The early-stage Symptoms of Dementia
There are an estimated more than 55 million people who have dementia globally, and this number is always growing; as people are living longer, more people are exposed to the dementia risk factor of old age, and should they happen to develop the condition, it can only worsen as time goes by since there’s no cure. Despite there being no known remedy to get rid of the disease, there are, however, various things people can do to manage and treat it – and one of those things is by looking out for the early-stage symptoms of dementia and catching the ailment in its early days.
Overall, there are different types of dementia to research, and they all affect people differently. It is common for people to react in different ways to the disease and show varied symptoms, as every human’s mind is individual and is affected by it in unique ways. Still, there are numerous common symptoms that tend to appear in most sufferers of dementia, and by keeping an eye out for them, you’ll give yourself better odds of minimizing them and managing the condition should you ever receive a diagnosis.

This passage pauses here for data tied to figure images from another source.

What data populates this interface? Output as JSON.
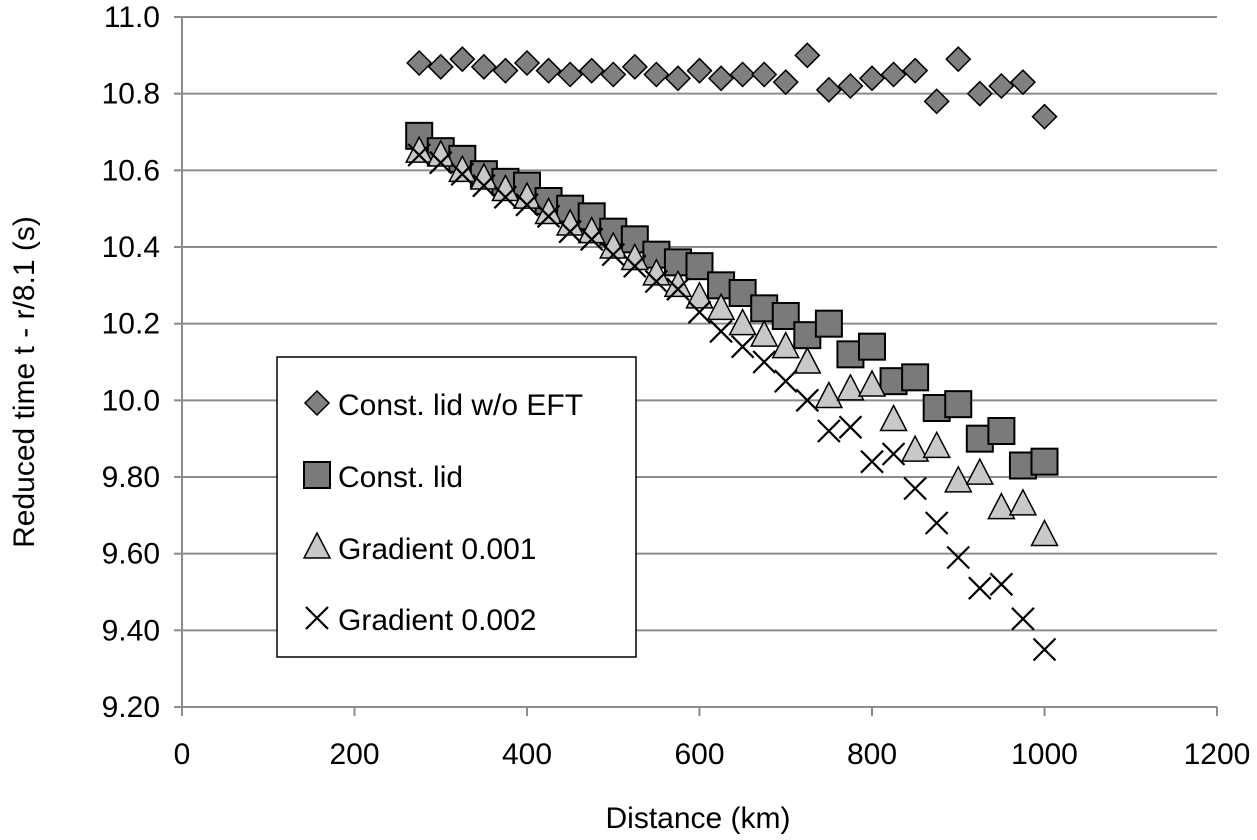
{
  "chart_data": {
    "type": "scatter",
    "title": "",
    "xlabel": "Distance (km)",
    "ylabel": "Reduced time t - r/8.1 (s)",
    "xlim": [
      0,
      1200
    ],
    "ylim": [
      9.2,
      11.0
    ],
    "x_ticks": [
      0,
      200,
      400,
      600,
      800,
      1000,
      1200
    ],
    "x_tick_labels": [
      "0",
      "200",
      "400",
      "600",
      "800",
      "1000",
      "1200"
    ],
    "y_ticks": [
      9.2,
      9.4,
      9.6,
      9.8,
      10.0,
      10.2,
      10.4,
      10.6,
      10.8,
      11.0
    ],
    "y_tick_labels": [
      "9.20",
      "9.40",
      "9.60",
      "9.80",
      "10.0",
      "10.2",
      "10.4",
      "10.6",
      "10.8",
      "11.0"
    ],
    "grid": "horizontal",
    "legend_position": "left-center",
    "colors": {
      "grid": "#8c8c8c",
      "diamond_fill": "#808080",
      "square_fill": "#7a7a7a",
      "triangle_fill": "#c8c8c8",
      "marker_stroke": "#000000"
    },
    "series": [
      {
        "name": "Const. lid w/o EFT",
        "marker": "diamond",
        "x": [
          275,
          300,
          325,
          350,
          375,
          400,
          425,
          450,
          475,
          500,
          525,
          550,
          575,
          600,
          625,
          650,
          675,
          700,
          725,
          750,
          775,
          800,
          825,
          850,
          875,
          900,
          925,
          950,
          975,
          1000
        ],
        "y": [
          10.88,
          10.87,
          10.89,
          10.87,
          10.86,
          10.88,
          10.86,
          10.85,
          10.86,
          10.85,
          10.87,
          10.85,
          10.84,
          10.86,
          10.84,
          10.85,
          10.85,
          10.83,
          10.9,
          10.81,
          10.82,
          10.84,
          10.85,
          10.86,
          10.78,
          10.89,
          10.8,
          10.82,
          10.83,
          10.74
        ]
      },
      {
        "name": "Const. lid",
        "marker": "square",
        "x": [
          275,
          300,
          325,
          350,
          375,
          400,
          425,
          450,
          475,
          500,
          525,
          550,
          575,
          600,
          625,
          650,
          675,
          700,
          725,
          750,
          775,
          800,
          825,
          850,
          875,
          900,
          925,
          950,
          975,
          1000
        ],
        "y": [
          10.69,
          10.65,
          10.63,
          10.59,
          10.57,
          10.56,
          10.52,
          10.5,
          10.48,
          10.44,
          10.42,
          10.38,
          10.36,
          10.35,
          10.3,
          10.28,
          10.24,
          10.22,
          10.17,
          10.2,
          10.12,
          10.14,
          10.05,
          10.06,
          9.98,
          9.99,
          9.9,
          9.92,
          9.83,
          9.84
        ]
      },
      {
        "name": "Gradient 0.001",
        "marker": "triangle",
        "x": [
          275,
          300,
          325,
          350,
          375,
          400,
          425,
          450,
          475,
          500,
          525,
          550,
          575,
          600,
          625,
          650,
          675,
          700,
          725,
          750,
          775,
          800,
          825,
          850,
          875,
          900,
          925,
          950,
          975,
          1000
        ],
        "y": [
          10.65,
          10.64,
          10.6,
          10.58,
          10.55,
          10.53,
          10.49,
          10.46,
          10.44,
          10.4,
          10.37,
          10.33,
          10.3,
          10.27,
          10.24,
          10.2,
          10.17,
          10.14,
          10.1,
          10.01,
          10.03,
          10.04,
          9.95,
          9.87,
          9.88,
          9.79,
          9.81,
          9.72,
          9.73,
          9.65
        ]
      },
      {
        "name": "Gradient 0.002",
        "marker": "x",
        "x": [
          275,
          300,
          325,
          350,
          375,
          400,
          425,
          450,
          475,
          500,
          525,
          550,
          575,
          600,
          625,
          650,
          675,
          700,
          725,
          750,
          775,
          800,
          825,
          850,
          875,
          900,
          925,
          950,
          975,
          1000
        ],
        "y": [
          10.64,
          10.62,
          10.59,
          10.56,
          10.53,
          10.51,
          10.48,
          10.44,
          10.42,
          10.38,
          10.35,
          10.31,
          10.29,
          10.23,
          10.18,
          10.14,
          10.1,
          10.05,
          10.0,
          9.92,
          9.93,
          9.84,
          9.86,
          9.77,
          9.68,
          9.59,
          9.51,
          9.52,
          9.43,
          9.35
        ]
      }
    ]
  }
}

The Symptoms of Early Stage Dementia
Dementia affects people in varied ways at each stage, but in terms of the early days, the following are some common early signs of dementia that could be indicative that you or a loved one has developed the condition:
- Memory loss
- Getting confused by simple tasks
- Not knowing where you are
- Confused about the time and date
- Mood changes
- Easily stressed, irritated, or confused
- Difficulty focusing
- Forgetting words and names
These symptoms are all common and can sometimes go unnoticed or just be brushed off as old age. However, you will notice them more when the disease progresses, as they will become worse and more frequent.
Advanced Dementia Signs
Since the disease can only progress, more symptoms can emerge as time goes by, or symptoms that are already showing can become significantly worse.
The symptoms of later stage dementia include:
- Heightened memory problems, like forgetting family and friends and how to take care of themselves
- Mood problems – moods can swing rapidly, and other behavioural issues can appear
- Severe, frequent confusion can also cause them to zone out, get lost, and even neglect important daily tasks, like self-care and hygiene. Plus, they may be more likely to suffer accidents and compromise their safety.
- As confusion and mood worsen, their mental health may also decline in the form of depression and aggression.
- Weight loss – as the disease progresses, confusion and memory loss may cause the person to forget how to look after themselves. This can result in them failing to feed themselves or suffering a loss of appetite altogether.
- Communication issues – although not as common, some people can lose speech, in which case using facial expressions and hand signals may help.
- Mobility problems – often, they can lose the ability to walk and get around, so they have to use walking sticks, a walking frame, or even a wheelchair.
Naturally, these are not the only symptoms of dementia; the condition varies from person to person. What’s more, symptoms can also differ depending on what type of dementia the person has.
If you suspect that you or someone you know or care for might have dementia, it is vital that you consult a doctor straight away, as it is best to get symptoms checked and diagnosed as quickly as possible. If you suspect a loved one has the condition, they themselves probably won’t be able to recognize their own memory loss, confusion, and other symptoms. In this case, you must help them identify what’s going on and help them get to a doctor – and the earlier, the better.